Exploring your options for higher education as an A-level student

Eve explains how it’s been harder to choose a university this year, because open days have been cancelled, and she hasn’t been able to talk to college staff in-person about her options. However, she explains that virtual open days have been helpful, allowing her to explore more university options more easily, and that she has found it useful to reach out to her teachers over zoom to get advice about her plans.

Eve talks about how she chose a university during the pandemic, without being able to attend open days.

Video transcript

Hello, I'm Eve and I'm currently studying for my A-levels. As I'm going into Year 13 in September I'm currently exploring my options for progressing to university. However, this has become harder due to the Covid pandemic. Today, I'm going to be sharing my experiences and tips for exploring university options in the face of the pandemic.

Some challenges that I have faced during this exceptional time include not being able to attend university open days. This limits the element of experiencing a university, assessing the area, and the university’s feel in choosing a university and course. Not being able to physically speak to staff in college has also had a large impact on my higher education search, as they offer valuable information, and it is very helpful to talk through your options with an expert at college.

Similarly not being in college doing my A-levels has negatively impacted on my motivation for aiming for university. This is because studying has become less social and exciting, and more screen-time focused and independent. However, there are shades of hope within this,

and here's some things I've learnt from tackling these challenges.
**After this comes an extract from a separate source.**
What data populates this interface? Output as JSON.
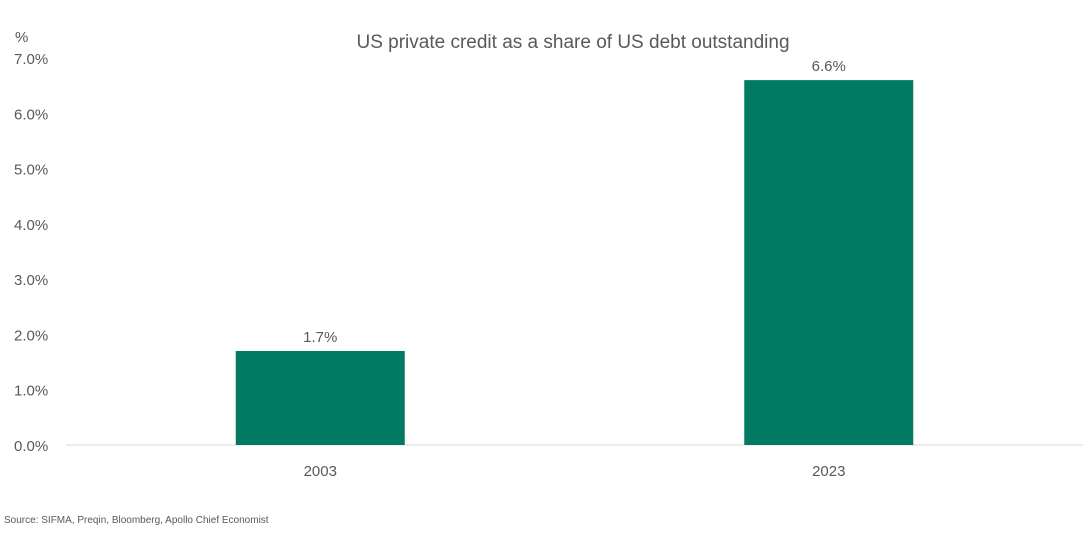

Virtual open days offered by universities have been really helpful. They have allowed me to explore more universities or higher education options more easily as they eradicate the need for travel. Despite this, remember not to overload yourself with open days, I found it useful to be realistic in which universities and courses appealed to me. Maybe speak to your parents

and guardian or teachers to get their opinions so you can rule out or look at particular universities.

Another thing that made this easier was online resources such as Microsoft Teams and email, which have been invaluable to communicate with members of staff from college, and if you have a shy temperament, they may even be a preferred method of communication. Try not to be afraid to use the technology, I found it really vital.

Finally, you will have heard this time and time again, but remember to take care of yourself,

physically and mentally, to make sure you aren't burning yourself out or self-neglecting. I found it really important to try to remain optimistic about the future. I took time off from looking at screens, I take a day or at least half a day off doing work to take some time to take some time for myself to relax and do things I enjoy like physical exercise.

To summarise, I think it's important to try and stay positive at this time. If you have an idea for your future education prospects, you can still get there now. Remember to use whatever resources you have available to you to help you get there. To combat closed universities attend virtual open days, use technology to communicate and, most importantly, take care of your physical and mental health.